Gulf states could expand anti-IS combat role, experts
Gulf monarchies taking part in US-led air strikes against the Islamic State group in Syria could deploy special forces on the ground, but only if certain conditions are met, analysts say.
Sunni-ruled Saudi Arabia, Bahrain, Qatar and the United Arab Emirates have joined air strikes on the IS, which has seized swathes of Syria and neighbouring Iraq.
But they want to assess their potential gains and fear that Shiite-majority Iran may emerge as the ultimate winner, the experts added.
Any decision by Gulf states to send in troops would depend on whether Turkey decides to use its own ground forces, according to Mathieu Guidere, professor of Middle East Studies at Toulouse University.
"A ground intervention from Arab countries depends on the Turkish decision to engage or not ground troops. We are likely to see Arab boots on the ground if Turkish forces engage in the Syrian territory," he said.
Turkish forces are gathered along the Syrian border across from the strategic town of Kobane, but Ankara has been reluctant to use them to tackle advancing IS militants.
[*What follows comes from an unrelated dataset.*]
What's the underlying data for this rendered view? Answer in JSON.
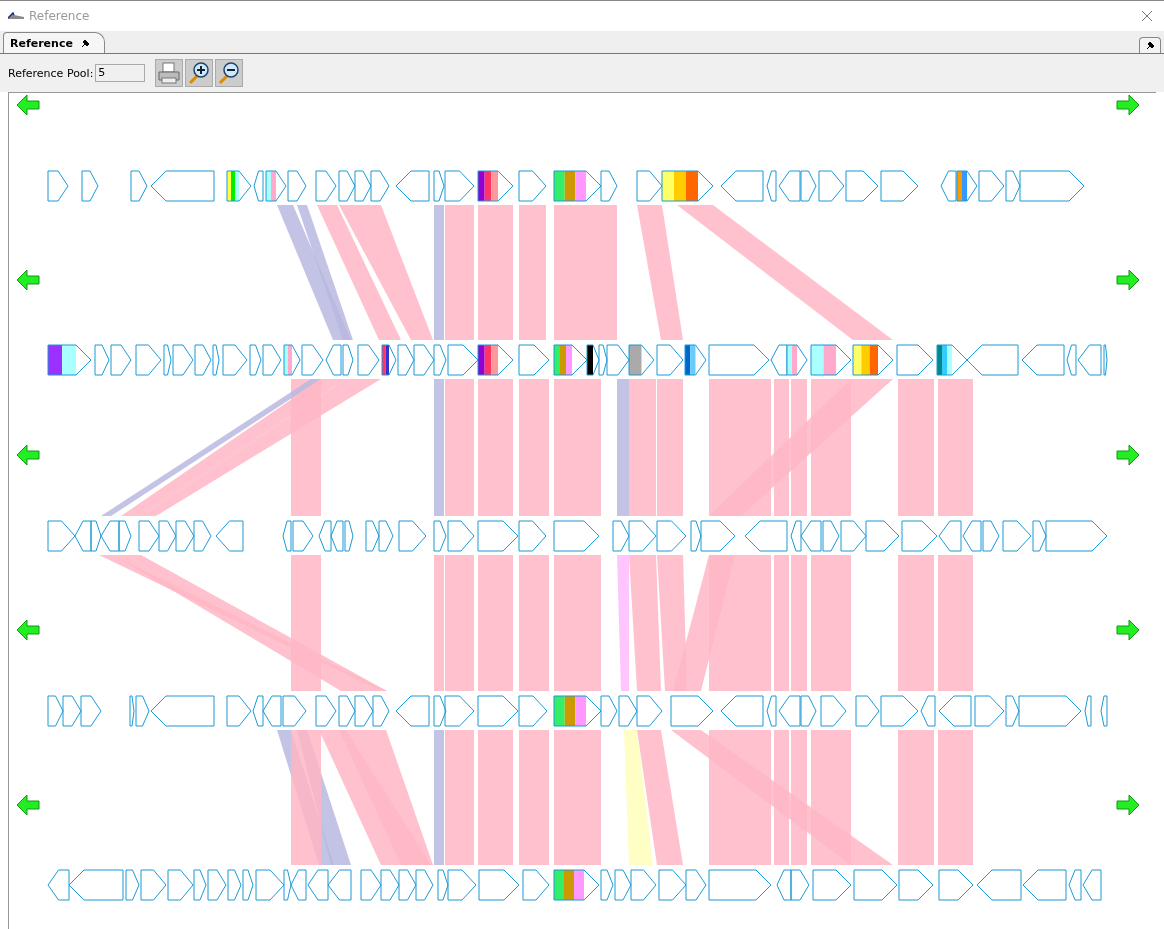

However, the US reported on Friday that it had made "progress" Friday in pressing Turkey to participate in the fight, noting that Ankara would now train and equip moderate Syrian rebels.
State Department deputy spokeswoman Marie Harf said: "Turkey has agreed to support, train and equip efforts for the moderate Syrian opposition."
Yet with the Syrian Kurdish town of Kobane on the brink once again, and IS apparently making gains overnight on Friday pressure is building for the US-led coalition.
Frederic Wehrey of the Carnegie Endowment for International Peace said the Gulf role in strikes on Syria to date was "somewhere between purely symbolic and fully operational".
If the Gulf states did step up their role, Wehrey said it would likely take the form of deploying special forces.
Such units would not be involved in actual combat but rather staff "operations rooms, coordinate weapons flows, collaborate on intelligence collection, advise and equip the [Syrian] opposition," he added.
He pointed out the Gulf militaries played a similar role in shoring up Libyan rebels battling to overthrow the country's longtime leader Moamer Gaddafi in the 2011 uprising.
In the Emirati daily Gulf News, a headline said regional states were "on the right side of the fight against extremist ideology," which "threatens their own stability".
But some commentators are asking what the monarchies stand to gain from the US, which could pull out abruptly once its own goals have been achieved.
Gulf states have thrown their weight behind some rebel groups which have been battling Syrian President Bashar al-Assad since March 2011.
"I think the end state for these participating Gulf countries is a sort of quid pro quo whereby the US eventually expands the strikes to Assad's forces," said Wehrey.
But others are more doubtful about what the countries stand to gain.
"America is far from frank about its true intentions," said Abdulkhaleq Abdulla, political science professor at the University of the Emirates.
"There is the constant fear that every time the US touches the Middle East, it makes things worse and instead of solving regional problems, it invariably creates bigger ones," he said.
Abdulla said "Iran has a proven record of taking advantage of America's mistakes. It could be once again the net beneficiary of this campaign" against the militants.
In leadership circles in the UAE, fears remain of Sunnis being marginalised. "We are very concerned that Iran might benefit," said an Emirati official on condition of anonymity.